Die Abgeordneten Mag. Jörg Leichtfried, Kolleginnen und Kollegen haben den gegenständlichen Antrag am 24. Februar 2021 im Nationalrat eingebracht und wie folgt begründet:

„Bundesministerin Dr. Margarete Schramböck ist seit 7.1.2020 Bundesministerin für Digitalisierung und Wirtschaftsstandort im Kabinett Kurz II. Sie ist daher in dieser Funktion ein haushaltleitendes Organ iS. von § 6 Abs. 1 Z 3 BHG und ist daher in ihrem Handeln u.a. an die Bestimmungen des BHG gebunden.

In dieser Funktion beauftragte sie die Erstellung der Plattform ‚Kaufhaus Österreich‘. Aus der Anfragebeantwortung 4442/AB NR XXVII. GP:

‚In einer ersten Phase wurde seitens meines Ressorts neben verschiedenen anderen Maßnahmen zur Unterstützung der heimischen Wirtschaft an einem Prototyp für eine Plattform ‚Kaufhaus Österreich‘ (KHÖ) gearbeitet, um das Ziel der Stärkung des E-Commerce in Österreich für die durch den Lockdown strapazierte Wirtschaft - allen voran KMUs - zu erreichen.

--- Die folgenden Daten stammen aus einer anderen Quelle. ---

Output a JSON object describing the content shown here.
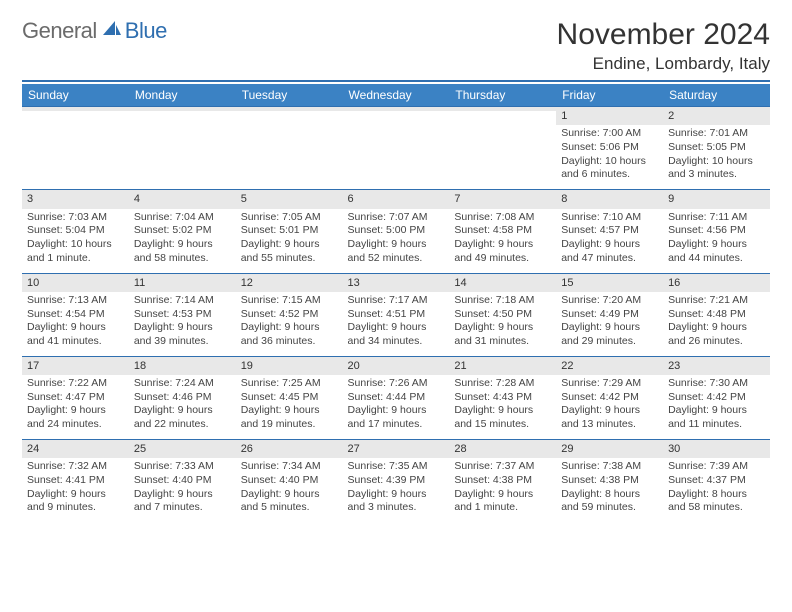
{
  "logo": {
    "gray": "General",
    "blue": "Blue"
  },
  "title": "November 2024",
  "location": "Endine, Lombardy, Italy",
  "colors": {
    "header_bg": "#3b82c4",
    "rule": "#2f6fb0",
    "daynum_bg": "#e8e8e8",
    "text": "#333333",
    "logo_gray": "#6b6b6b",
    "logo_blue": "#2f6fb0"
  },
  "weekdays": [
    "Sunday",
    "Monday",
    "Tuesday",
    "Wednesday",
    "Thursday",
    "Friday",
    "Saturday"
  ],
  "weeks": [
    [
      {
        "day": "",
        "sunrise": "",
        "sunset": "",
        "daylight": ""
      },
      {
        "day": "",
        "sunrise": "",
        "sunset": "",
        "daylight": ""
      },
      {
        "day": "",
        "sunrise": "",
        "sunset": "",
        "daylight": ""
      },
      {
        "day": "",
        "sunrise": "",
        "sunset": "",
        "daylight": ""
      },
      {
        "day": "",
        "sunrise": "",
        "sunset": "",
        "daylight": ""
      },
      {
        "day": "1",
        "sunrise": "Sunrise: 7:00 AM",
        "sunset": "Sunset: 5:06 PM",
        "daylight": "Daylight: 10 hours and 6 minutes."
      },
      {
        "day": "2",
        "sunrise": "Sunrise: 7:01 AM",
        "sunset": "Sunset: 5:05 PM",
        "daylight": "Daylight: 10 hours and 3 minutes."
      }
    ],
    [
      {
        "day": "3",
        "sunrise": "Sunrise: 7:03 AM",
        "sunset": "Sunset: 5:04 PM",
        "daylight": "Daylight: 10 hours and 1 minute."
      },
      {
        "day": "4",
        "sunrise": "Sunrise: 7:04 AM",
        "sunset": "Sunset: 5:02 PM",
        "daylight": "Daylight: 9 hours and 58 minutes."
      },
      {
        "day": "5",
        "sunrise": "Sunrise: 7:05 AM",
        "sunset": "Sunset: 5:01 PM",
        "daylight": "Daylight: 9 hours and 55 minutes."
      },
      {
        "day": "6",
        "sunrise": "Sunrise: 7:07 AM",
        "sunset": "Sunset: 5:00 PM",
        "daylight": "Daylight: 9 hours and 52 minutes."
      },
      {
        "day": "7",
        "sunrise": "Sunrise: 7:08 AM",
        "sunset": "Sunset: 4:58 PM",
        "daylight": "Daylight: 9 hours and 49 minutes."
      },
      {
        "day": "8",
        "sunrise": "Sunrise: 7:10 AM",
        "sunset": "Sunset: 4:57 PM",
        "daylight": "Daylight: 9 hours and 47 minutes."
      },
      {
        "day": "9",
        "sunrise": "Sunrise: 7:11 AM",
        "sunset": "Sunset: 4:56 PM",
        "daylight": "Daylight: 9 hours and 44 minutes."
      }
    ],
    [
      {
        "day": "10",
        "sunrise": "Sunrise: 7:13 AM",
        "sunset": "Sunset: 4:54 PM",
        "daylight": "Daylight: 9 hours and 41 minutes."
      },
      {
        "day": "11",
        "sunrise": "Sunrise: 7:14 AM",
        "sunset": "Sunset: 4:53 PM",
        "daylight": "Daylight: 9 hours and 39 minutes."
      },
      {
        "day": "12",
        "sunrise": "Sunrise: 7:15 AM",
        "sunset": "Sunset: 4:52 PM",
        "daylight": "Daylight: 9 hours and 36 minutes."
      },
      {
        "day": "13",
        "sunrise": "Sunrise: 7:17 AM",
        "sunset": "Sunset: 4:51 PM",
        "daylight": "Daylight: 9 hours and 34 minutes."
      },
      {
        "day": "14",
        "sunrise": "Sunrise: 7:18 AM",
        "sunset": "Sunset: 4:50 PM",
        "daylight": "Daylight: 9 hours and 31 minutes."
      },
      {
        "day": "15",
        "sunrise": "Sunrise: 7:20 AM",
        "sunset": "Sunset: 4:49 PM",
        "daylight": "Daylight: 9 hours and 29 minutes."
      },
      {
        "day": "16",
        "sunrise": "Sunrise: 7:21 AM",
        "sunset": "Sunset: 4:48 PM",
        "daylight": "Daylight: 9 hours and 26 minutes."
      }
    ],
    [
      {
        "day": "17",
        "sunrise": "Sunrise: 7:22 AM",
        "sunset": "Sunset: 4:47 PM",
        "daylight": "Daylight: 9 hours and 24 minutes."
      },
      {
        "day": "18",
        "sunrise": "Sunrise: 7:24 AM",
        "sunset": "Sunset: 4:46 PM",
        "daylight": "Daylight: 9 hours and 22 minutes."
      },
      {
        "day": "19",
        "sunrise": "Sunrise: 7:25 AM",
        "sunset": "Sunset: 4:45 PM",
        "daylight": "Daylight: 9 hours and 19 minutes."
      },
      {
        "day": "20",
        "sunrise": "Sunrise: 7:26 AM",
        "sunset": "Sunset: 4:44 PM",
        "daylight": "Daylight: 9 hours and 17 minutes."
      },
      {
        "day": "21",
        "sunrise": "Sunrise: 7:28 AM",
        "sunset": "Sunset: 4:43 PM",
        "daylight": "Daylight: 9 hours and 15 minutes."
      },
      {
        "day": "22",
        "sunrise": "Sunrise: 7:29 AM",
        "sunset": "Sunset: 4:42 PM",
        "daylight": "Daylight: 9 hours and 13 minutes."
      },
      {
        "day": "23",
        "sunrise": "Sunrise: 7:30 AM",
        "sunset": "Sunset: 4:42 PM",
        "daylight": "Daylight: 9 hours and 11 minutes."
      }
    ],
    [
      {
        "day": "24",
        "sunrise": "Sunrise: 7:32 AM",
        "sunset": "Sunset: 4:41 PM",
        "daylight": "Daylight: 9 hours and 9 minutes."
      },
      {
        "day": "25",
        "sunrise": "Sunrise: 7:33 AM",
        "sunset": "Sunset: 4:40 PM",
        "daylight": "Daylight: 9 hours and 7 minutes."
      },
      {
        "day": "26",
        "sunrise": "Sunrise: 7:34 AM",
        "sunset": "Sunset: 4:40 PM",
        "daylight": "Daylight: 9 hours and 5 minutes."
      },
      {
        "day": "27",
        "sunrise": "Sunrise: 7:35 AM",
        "sunset": "Sunset: 4:39 PM",
        "daylight": "Daylight: 9 hours and 3 minutes."
      },
      {
        "day": "28",
        "sunrise": "Sunrise: 7:37 AM",
        "sunset": "Sunset: 4:38 PM",
        "daylight": "Daylight: 9 hours and 1 minute."
      },
      {
        "day": "29",
        "sunrise": "Sunrise: 7:38 AM",
        "sunset": "Sunset: 4:38 PM",
        "daylight": "Daylight: 8 hours and 59 minutes."
      },
      {
        "day": "30",
        "sunrise": "Sunrise: 7:39 AM",
        "sunset": "Sunset: 4:37 PM",
        "daylight": "Daylight: 8 hours and 58 minutes."
      }
    ]
  ]
}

Durch im Jahr 2016 vom Bundesministerium für Finanzen abgeschlossene Rahmenvereinbarungen mit der BRZ GmbH und der LFRZ GmbH, welche im Sinne des BRZ-Gesetzes in Kraft sind, können im Wege einer Inhouse-Vergabe derartige IT-Entwicklungen an die BRZ GmbH vergeben werden, weswegen die Beauftragung vollumfänglich vergaberechtskonform erfolgt ist und damit gleichzeitig dem Erfordernis einer zeitnahen Projektumsetzung Rechnung getragen werden konnte. Die LFRZ GmbH verfügt über jahrzehntelange Erfahrung mit Design, Umsetzung und Betrieb von Applikationen und Schnittstellen im öffentlichen Bereich, ist Spezialist für das Bundes-CMS Magnolia und erfüllt durch ihre ISO 27001-Zertifizierung höchste Ansprüche im Bereich IT-Sicherheit. Die Beauftragung von Subunternehmern wurde vertraglich nicht ausgeschlossen, da diese aus Gründen der Zweckmäßigkeit, Wirtschaftlichkeit und Sparsamkeit zielführend sein kann, etwa in Bezug auf unvorhersehbare Nichtverfügbarkeit von Schlüsselpersonen beim Auftragnehmer. Bei der Plattform KHÖ wurden folgende Subauftragnehmer herangezogen: Accenture GmbH, Digitalberatung GmbH und hpc DUAL Österreich GmbH. Diese Unternehmen wurden aufgrund ihrer Erfahrung und Expertise im Hinblick auf die jeweiligen Teilaufgaben sowie der vorhandenen Möglichkeit zur Bereitstellung der notwendigen Ressourcen ausgewählt.

Bis zum Launch des KHÖ sind insgesamt Technikkosten im Umfang von € 603.670,32 angefallen.

Darüber hinaus hat mein Ressort eine Reihe von E-Commerce-Aktivitäten gesetzt. Dazuzählen unter anderem markt- und unternehmensspezifische Initiativen wie KMU Umfragen, Webinare, Videoclips, Entwicklung der Markenrechte etc., wofür insgesamt Kosten in Höhe von € 243.141,80 entstanden sind.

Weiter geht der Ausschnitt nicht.